Angola’s Big Bet on Biden Now Risks Backfiring

US President Joe Biden shakes hands with Angolan President Joao Lourenco during a meeting in the Oval Office of the White House in Washington, DC, on November 30, 2023. ANDREW CABALLERO-REYNOLDS / AFP

Pity poor Angola. President João Lourenço placed a multimillion-dollar bet on hiring expensive Washington, D.C. lobbying firms to put his southern African country on the U.S. agenda.

Whatever they did worked because, over the past several years, Angola seemingly became the only country in Africa that anyone in DC really got excited about.

Last year, the White House published a list of accomplishments in its ties with Angola that few, if any, other African countries could come close to matching. Lots of high-level engagements, millions of dollars in loans, and, most importantly, a policy vision that showcased Angola as the model for how the United States and Europe plan to confront China’s Belt and Road Initiative.

The Lobito Corridor is a massive infrastructure development project that stretches from Angola’s Atlantic Coast all the way to the copper/cobalt belts in Zambia and the DR Congo. Washington issued billions in new loans to refurbish the 1,700km railway and to build new data and energy lines along the route along with a network of small business hubs.

The State Department served as a sort of matchmaker to pair up U.S. businesses that have long been reluctant to invest in Africa with primed opportunities along the length of the corridor.

Things were going so well that Joe Biden, who had not visited the continent as president, announced that he would make Angola the only place in Africa that he would go before the end of his term.

All that lobbying money looked like it was really paying off.
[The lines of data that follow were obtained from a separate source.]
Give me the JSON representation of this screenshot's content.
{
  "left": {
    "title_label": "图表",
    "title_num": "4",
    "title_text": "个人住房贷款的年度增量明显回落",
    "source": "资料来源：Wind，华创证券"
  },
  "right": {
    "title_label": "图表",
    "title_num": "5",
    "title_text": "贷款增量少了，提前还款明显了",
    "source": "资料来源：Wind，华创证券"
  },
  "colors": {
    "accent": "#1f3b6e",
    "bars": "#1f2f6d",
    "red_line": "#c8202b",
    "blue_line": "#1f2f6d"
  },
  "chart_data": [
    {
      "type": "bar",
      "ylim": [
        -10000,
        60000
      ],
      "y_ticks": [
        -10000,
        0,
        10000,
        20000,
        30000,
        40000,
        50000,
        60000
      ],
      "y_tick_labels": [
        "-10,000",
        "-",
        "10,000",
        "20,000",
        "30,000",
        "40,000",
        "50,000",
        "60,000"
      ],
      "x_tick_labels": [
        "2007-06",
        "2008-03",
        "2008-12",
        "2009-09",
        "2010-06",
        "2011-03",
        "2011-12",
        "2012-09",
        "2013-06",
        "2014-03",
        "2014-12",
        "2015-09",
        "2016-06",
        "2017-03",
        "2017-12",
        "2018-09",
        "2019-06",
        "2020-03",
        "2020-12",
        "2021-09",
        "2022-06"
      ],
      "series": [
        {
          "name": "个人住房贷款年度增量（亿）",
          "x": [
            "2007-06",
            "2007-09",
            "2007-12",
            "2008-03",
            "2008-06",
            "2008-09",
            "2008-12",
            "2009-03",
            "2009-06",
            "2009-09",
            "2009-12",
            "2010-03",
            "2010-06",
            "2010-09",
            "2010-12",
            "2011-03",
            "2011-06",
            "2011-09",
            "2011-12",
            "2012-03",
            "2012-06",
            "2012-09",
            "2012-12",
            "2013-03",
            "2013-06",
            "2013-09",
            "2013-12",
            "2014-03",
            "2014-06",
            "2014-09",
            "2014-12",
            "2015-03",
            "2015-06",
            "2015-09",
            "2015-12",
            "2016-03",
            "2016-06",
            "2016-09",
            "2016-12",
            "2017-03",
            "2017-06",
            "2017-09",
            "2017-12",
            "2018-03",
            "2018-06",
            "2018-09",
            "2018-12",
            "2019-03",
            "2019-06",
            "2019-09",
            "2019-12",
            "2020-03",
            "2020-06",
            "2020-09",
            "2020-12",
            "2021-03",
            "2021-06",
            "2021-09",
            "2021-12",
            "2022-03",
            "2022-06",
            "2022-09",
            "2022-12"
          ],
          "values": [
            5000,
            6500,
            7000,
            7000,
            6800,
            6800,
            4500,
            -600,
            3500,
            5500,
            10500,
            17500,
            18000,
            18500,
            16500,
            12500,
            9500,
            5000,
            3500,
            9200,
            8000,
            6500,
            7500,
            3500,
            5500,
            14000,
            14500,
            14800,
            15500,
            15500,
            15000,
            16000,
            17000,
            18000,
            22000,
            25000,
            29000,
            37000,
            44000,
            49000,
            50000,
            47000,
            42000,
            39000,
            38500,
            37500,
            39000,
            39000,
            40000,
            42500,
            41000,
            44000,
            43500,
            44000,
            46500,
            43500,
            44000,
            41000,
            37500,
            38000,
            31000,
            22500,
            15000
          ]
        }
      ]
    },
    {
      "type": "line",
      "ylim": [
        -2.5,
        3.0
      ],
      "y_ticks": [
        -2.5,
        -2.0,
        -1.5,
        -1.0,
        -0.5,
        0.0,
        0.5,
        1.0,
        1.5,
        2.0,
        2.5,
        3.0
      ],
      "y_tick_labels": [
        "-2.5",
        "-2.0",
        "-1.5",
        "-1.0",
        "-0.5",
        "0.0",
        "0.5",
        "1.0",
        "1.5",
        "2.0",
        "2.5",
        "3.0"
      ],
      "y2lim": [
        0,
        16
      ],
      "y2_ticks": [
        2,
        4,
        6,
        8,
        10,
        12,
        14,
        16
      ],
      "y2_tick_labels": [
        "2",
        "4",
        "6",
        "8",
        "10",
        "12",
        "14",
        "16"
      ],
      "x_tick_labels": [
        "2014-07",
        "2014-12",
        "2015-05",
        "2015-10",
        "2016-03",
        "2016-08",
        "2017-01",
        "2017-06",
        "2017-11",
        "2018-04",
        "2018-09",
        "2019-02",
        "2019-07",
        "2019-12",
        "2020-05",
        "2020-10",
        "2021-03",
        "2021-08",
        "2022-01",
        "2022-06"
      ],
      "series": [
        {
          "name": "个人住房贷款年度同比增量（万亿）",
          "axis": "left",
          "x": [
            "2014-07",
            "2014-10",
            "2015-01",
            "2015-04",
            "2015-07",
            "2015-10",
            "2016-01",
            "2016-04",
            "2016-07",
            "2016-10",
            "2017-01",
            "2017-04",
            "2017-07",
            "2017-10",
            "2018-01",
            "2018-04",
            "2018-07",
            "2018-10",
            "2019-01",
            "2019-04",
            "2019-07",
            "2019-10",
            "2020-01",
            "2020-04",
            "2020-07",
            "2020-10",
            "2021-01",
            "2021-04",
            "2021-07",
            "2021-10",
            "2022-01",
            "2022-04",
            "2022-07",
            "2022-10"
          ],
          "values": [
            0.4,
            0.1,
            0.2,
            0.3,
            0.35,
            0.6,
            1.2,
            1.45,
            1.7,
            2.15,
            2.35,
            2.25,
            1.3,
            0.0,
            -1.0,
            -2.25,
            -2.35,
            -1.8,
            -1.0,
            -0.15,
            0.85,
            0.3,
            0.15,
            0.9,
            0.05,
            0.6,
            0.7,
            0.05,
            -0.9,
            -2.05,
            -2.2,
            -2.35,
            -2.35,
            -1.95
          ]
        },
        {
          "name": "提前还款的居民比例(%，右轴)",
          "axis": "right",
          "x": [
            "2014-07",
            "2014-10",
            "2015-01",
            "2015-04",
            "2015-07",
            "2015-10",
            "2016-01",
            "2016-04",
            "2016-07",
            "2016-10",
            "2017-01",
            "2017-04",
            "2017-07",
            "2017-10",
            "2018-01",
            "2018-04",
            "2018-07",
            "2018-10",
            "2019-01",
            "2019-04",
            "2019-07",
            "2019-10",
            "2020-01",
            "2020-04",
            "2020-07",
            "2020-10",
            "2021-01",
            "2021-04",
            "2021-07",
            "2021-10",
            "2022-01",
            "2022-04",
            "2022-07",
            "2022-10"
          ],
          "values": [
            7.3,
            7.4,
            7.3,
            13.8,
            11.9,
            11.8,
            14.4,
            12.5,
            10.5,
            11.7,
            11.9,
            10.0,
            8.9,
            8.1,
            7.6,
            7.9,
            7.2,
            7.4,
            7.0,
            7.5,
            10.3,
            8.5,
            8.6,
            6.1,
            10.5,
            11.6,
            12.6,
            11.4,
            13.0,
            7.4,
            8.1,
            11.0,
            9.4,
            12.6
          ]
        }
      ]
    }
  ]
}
But since last month, things have started to unravel. First, a massive hurricane ripped through Florida, forcing the president to postpone his trip to Luanda last month. Then, last week, a different kind of hurricane, this one political, ripped across the country when the presidential candidate from the Democratic Party, Kamala Harris, was swept away at the polls by Donald Trump.

Now, Biden’s upcoming trip on December 5th is more or less useless, given that both he and his party are effectively lame ducks. In fact, Biden’s visit is potentially a very dangerous liability for Angola, given the temperament of the incoming Trump administration.

Trump’s previous term in office was marked in part by his use of executive power to undo hundreds of policies implemented by former president Barack Obama for no other reason than that he didn’t want to give his predecessor even the hint of a legacy. Any signature Biden policy, like the Lobito Corridor, is similarly in peril.

The fact that Biden is going to Luanda and will no doubt celebrate the Lobito Corridor development will put the entire initiative into the crosshairs of the Republican transition team.

Now, there’s a lot about the Lobito Corridor project that Republicans like, especially the part about competing with China, so they may not cut the whole thing. But the incoming president is well-known for being rather vindictive, so if Lourenço wants this initiative to survive, he’s going to have to hire a lot of additional lobbyists to make the point this thing isn’t “a Biden project.”

Just think about that when you see Biden in three weeks smiling under a Lobito Corridor sign in Angola.